Ma anche ove fosse rimasto valido il primo provvedimento del prefetto, il risultato non sarebbe stato diverso. Il divieto di vendita dei biglietti a tutti i cittadini tedeschi mirava a dissuaderli dall’arrivo in Italia. Arrivo che è comunque avvenuto, anche quando il divieto è stato destinato, in seconda battuta, a una categoria più ristretta di persone, non fermate dal fatto di non poter assistere alla partita. Quindi, a maggior ragione, non sarebbe stato fermato un numero più ampio di destinatari, con buona pace di chi reputa che ciò sarebbe avvenuto se il Tar non avesse annullato il primo provvedimento.

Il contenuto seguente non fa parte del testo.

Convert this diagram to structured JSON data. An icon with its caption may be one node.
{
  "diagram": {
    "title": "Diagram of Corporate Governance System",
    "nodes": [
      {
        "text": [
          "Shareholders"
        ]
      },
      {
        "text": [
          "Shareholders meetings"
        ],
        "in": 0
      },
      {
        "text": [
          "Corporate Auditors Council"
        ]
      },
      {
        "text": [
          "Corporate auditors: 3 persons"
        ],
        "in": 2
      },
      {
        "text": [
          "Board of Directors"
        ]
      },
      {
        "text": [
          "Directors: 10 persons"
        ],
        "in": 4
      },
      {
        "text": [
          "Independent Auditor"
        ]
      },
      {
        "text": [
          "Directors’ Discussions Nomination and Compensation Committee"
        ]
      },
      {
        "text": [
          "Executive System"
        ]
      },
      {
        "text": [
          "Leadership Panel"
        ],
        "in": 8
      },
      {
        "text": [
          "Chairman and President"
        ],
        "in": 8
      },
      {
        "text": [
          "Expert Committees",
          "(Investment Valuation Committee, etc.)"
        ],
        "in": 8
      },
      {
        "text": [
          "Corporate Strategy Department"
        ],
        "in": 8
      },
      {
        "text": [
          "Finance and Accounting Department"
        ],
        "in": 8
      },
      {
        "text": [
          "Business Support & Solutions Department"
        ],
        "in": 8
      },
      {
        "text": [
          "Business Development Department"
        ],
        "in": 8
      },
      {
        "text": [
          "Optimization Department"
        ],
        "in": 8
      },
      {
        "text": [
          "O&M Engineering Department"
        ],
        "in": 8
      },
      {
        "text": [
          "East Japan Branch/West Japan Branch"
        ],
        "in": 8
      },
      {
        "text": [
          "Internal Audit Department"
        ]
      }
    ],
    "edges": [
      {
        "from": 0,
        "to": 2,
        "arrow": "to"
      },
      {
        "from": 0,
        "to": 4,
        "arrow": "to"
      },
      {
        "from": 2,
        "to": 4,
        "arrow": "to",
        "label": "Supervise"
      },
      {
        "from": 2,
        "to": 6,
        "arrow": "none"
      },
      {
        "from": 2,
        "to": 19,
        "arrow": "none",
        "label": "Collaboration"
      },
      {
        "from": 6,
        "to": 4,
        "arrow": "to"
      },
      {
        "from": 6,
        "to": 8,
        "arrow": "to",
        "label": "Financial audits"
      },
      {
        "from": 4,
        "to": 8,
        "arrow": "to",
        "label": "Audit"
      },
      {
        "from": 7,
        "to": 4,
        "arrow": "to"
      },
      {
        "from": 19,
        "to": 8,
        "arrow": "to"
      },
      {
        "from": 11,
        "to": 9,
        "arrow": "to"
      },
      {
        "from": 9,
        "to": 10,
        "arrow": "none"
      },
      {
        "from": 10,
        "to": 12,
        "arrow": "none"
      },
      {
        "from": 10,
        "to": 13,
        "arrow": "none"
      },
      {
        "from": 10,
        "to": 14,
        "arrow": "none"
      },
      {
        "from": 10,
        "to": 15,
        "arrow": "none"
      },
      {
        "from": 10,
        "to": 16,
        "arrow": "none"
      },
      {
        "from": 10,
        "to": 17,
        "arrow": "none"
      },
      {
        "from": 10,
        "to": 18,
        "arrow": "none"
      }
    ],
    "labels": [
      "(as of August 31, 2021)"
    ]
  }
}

Qualcuno si è chiesto se si sarebbe potuto impedire l’arrivo dei tifosi tedeschi in Italia, non limitandosi a vietare loro l’acquisto dei biglietti. Ciò sarebbe stato impossibile in ogni caso, quindi anche ove fosse intervenuto il ministro dell’Interno, Matteo Piantedosi, esercitando il potere di “divieto di trasferta” previsto dal decreto in materia di sicurezza negli impianti sportivi (art. 4, d.l. n. 119/2014, con modifica della l. n. 401/1989), che consente al Viminale di agire, al di fuori delle ipotesi di competenza del prefetto, per «gravi episodi di violenza» in occasione di competizioni calcistiche. Il “divieto di trasferta”, infatti, non si traduce nel divieto di movimento dei tifosi, bensì nel potere del ministro di precludere l’accesso al «settore ospiti degli impianti sportivi in cui si svolgono gli incontri di calcio» in relazione ai quali c’è un pericolo di turbativa dell’ordine pubblico, con il divieto di «vendita di titoli di accesso ai medesimi impianti sportivi nei confronti dei residenti della provincia delle squadre ospiti interessate».
Quindi, a Piantedosi non può essere imputata la responsabilità di non aver bloccato i tedeschi. Anche perché l’ultima volta in cui sono state chiuse le frontiere fra paesi dell’Unione europea è stato in pandemia: la libertà di circolazione è garantita dal trattati dell’Ue e, salvo gravi motivazioni, non può essere limitata, tanto meno dal provvedimento di un ministro. Quest’ultimo, tuttavia, sarebbe potuto comunque intervenire in modo più efficace.
Le responsabilità di Piantedosi
Come emerge dalla decisione del Tar, «gli ordinari servizi di polizia» non sarebbero stati sufficienti a «contenere ed escludere i paventati rischi» di scontri fra le opposte tifoserie. Il ministro dell’Interno, anche in forza di questo rilievo, avrebbe dovuto elaborare una strategia più efficace per contenere i disordini. Perché se è vero che il prefetto è autorità provinciale di pubblica sicurezza (art. 13, l. n. 121/1981), il ministro dell’Interno è la massima autorità nazionale di pubblica sicurezza, in quanto titolare di tutte le attività connesse alla gestione dell’ordine e della sicurezza pubblica, al coordinamento tecnico-operativo delle forze di polizia, alla direzione e amministrazione della polizia di stato e molto altro (art. 1, l. n. 121/1981).
Pertanto, quando i servizi ordinari non sono sufficienti, come emerso ex ante nel caso in esame, il ministro deve intervenire predisponendo quanto necessario a contenere un rischio che è stato riconosciuto come straordinario. È ciò che, evidentemente, a Napoli è mancato. Cosa si sarebbe potuto e dovuto fare per evitare che la città fosse messa a ferro e fuoco? La risposta spetta a Piantedosi, che vanta anche una lunga esperienza da prefetto. Del resto, un tecnico al potere, che già non brilla per capacità di comunicazione – come si è visto, da ultimo, in occasione del naufragio di Cutro – non dovrebbe almeno mostrare brillanti capacità di risolvere i problemi di competenza del suo ministero?